With firearm deaths in Connecticut and across the country on the rise, a new initiative in Hartford aims to interrupt gun violence through a partnership between community organizations and hospitals.

Through the collaboration, Saint Francis Hospital, Connecticut Children's and Hartford Hospital will work with community organizations to provide mental-health and other services to hospitalized individuals and families impacted by gun violence.

Andrew Woods is the executive director of Hartford Communities That Care, one of the organizations partnering with the hospitals. He said supporting victims in the immediate aftermath of their injuries can help keep people safe in the long term.

"These programs are vitally important," said Woods, "to really get families and individuals who have been impacted to take a look at, one, recognize the signs and symptoms of trauma - how it's impacting their lives, how it's undermining their social-emotional well-being - and therefore put themselves at greater risks of being revictimized or perpetrating violence against another person."

Hartford Communities That Care has been running a hospital-based violence-intervention program with Saint Francis since 2004. Since then, they've connected more than 1,900 people who are victims of gun violence to wraparound and medical services.

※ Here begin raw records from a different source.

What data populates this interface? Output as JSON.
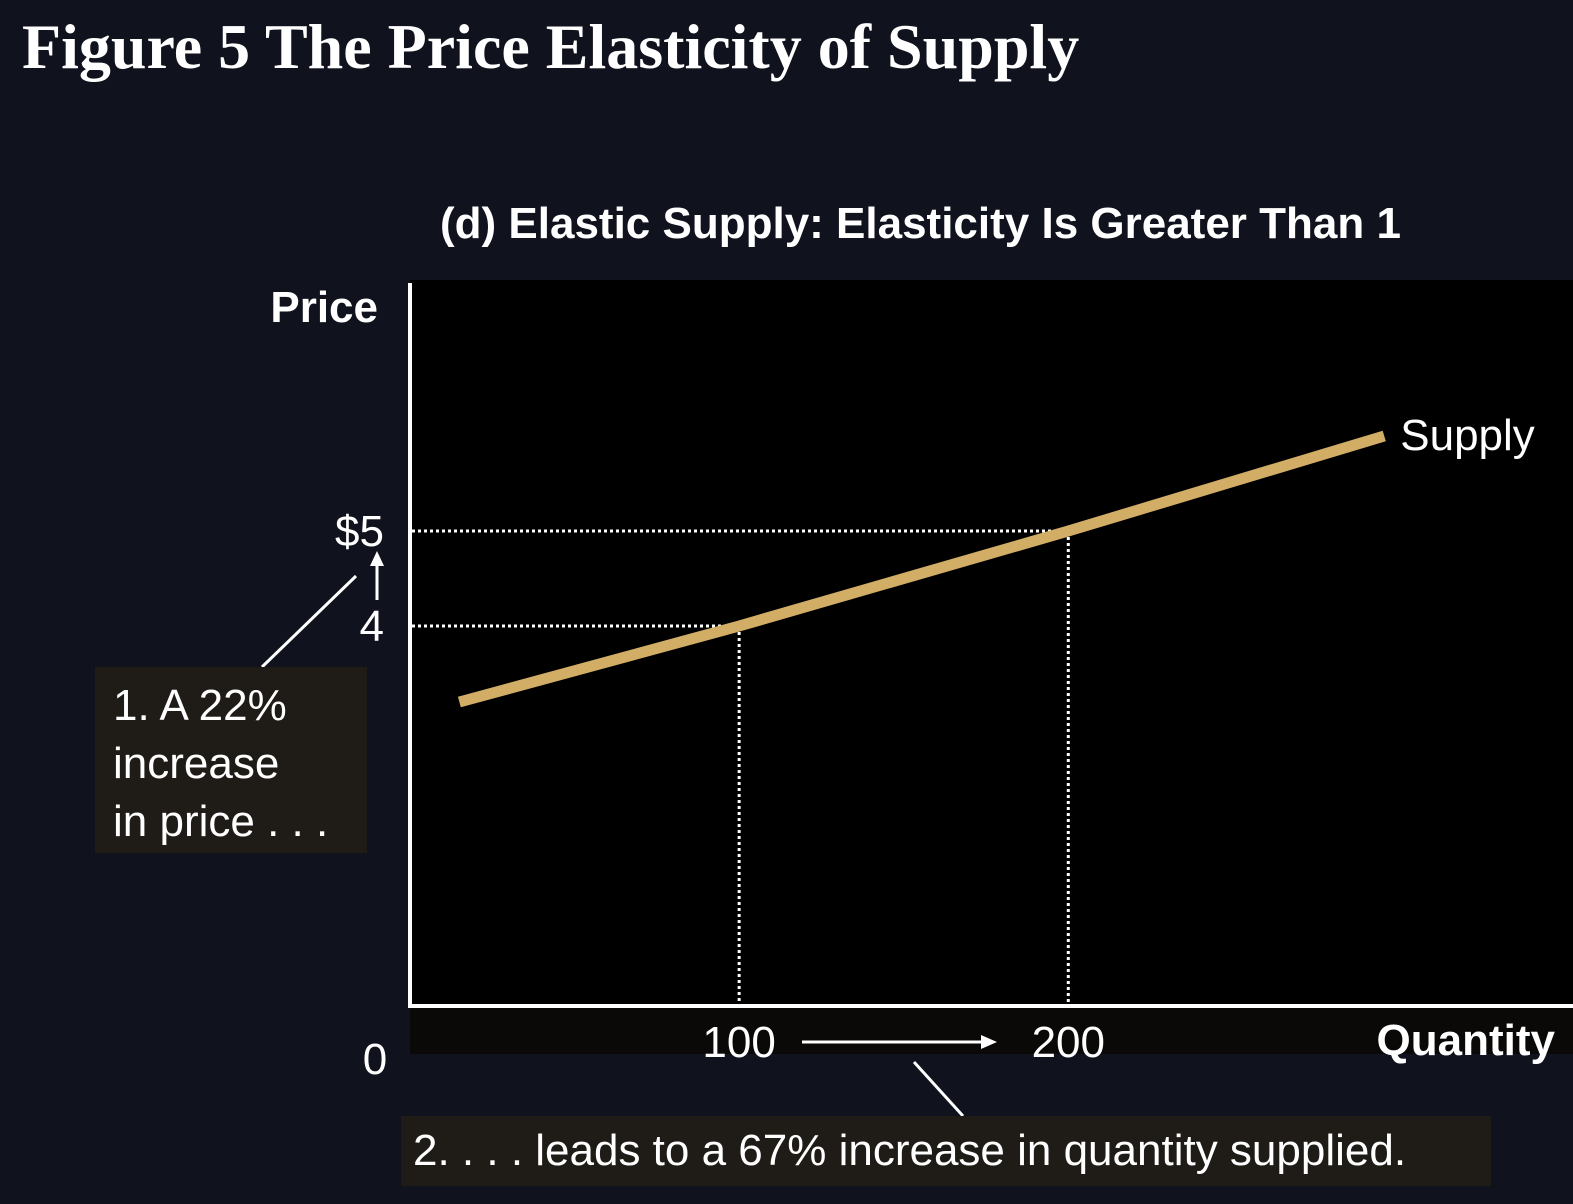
{
  "figure_title": "Figure 5 The Price Elasticity of Supply",
  "chart_data": {
    "type": "line",
    "title": "(d) Elastic Supply: Elasticity Is Greater Than 1",
    "xlabel": "Quantity",
    "ylabel": "Price",
    "origin_label": "0",
    "x_ticks": [
      {
        "value": 100,
        "label": "100"
      },
      {
        "value": 200,
        "label": "200"
      }
    ],
    "y_ticks": [
      {
        "value": 4,
        "label": "4"
      },
      {
        "value": 5,
        "label": "$5"
      }
    ],
    "xlim": [
      0,
      350
    ],
    "ylim": [
      0,
      7.6
    ],
    "series": [
      {
        "name": "Supply",
        "color": "#d2ad66",
        "points": [
          [
            15,
            3.2
          ],
          [
            100,
            4
          ],
          [
            200,
            5
          ],
          [
            296,
            6
          ]
        ]
      }
    ],
    "reference_points": [
      {
        "x": 100,
        "y": 4
      },
      {
        "x": 200,
        "y": 5
      }
    ],
    "annotations": {
      "price_change": [
        "1. A 22%",
        "increase",
        "in price . . ."
      ],
      "quantity_change": "2. . . . leads to a 67% increase in quantity supplied."
    },
    "colors": {
      "background": "#10121d",
      "plot_area": "#000000",
      "axis": "#ffffff",
      "callout_bg": "#1f1b17"
    }
  }
}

Kevin Borrup is the executive director of the Injury Prevention Center at Connecticut Children's. He said this kind of initiative, which already is in place in cities across the country, is about treating gun violence as a public health crisis.

"We are not going to be able to solve this, as an example, with law enforcement alone," said Borrup. "And so part of the intervention is working with that family to ensure that violence doesn't happen to them again and to figure out in their own life, what can we do to ensure that?"

The initiative is supported through $2 million in American Rescue Plan funds. The hospitals are in the process of hiring an intervention specialist who will work with organizations to connect survivors with services, including mentoring and home visits.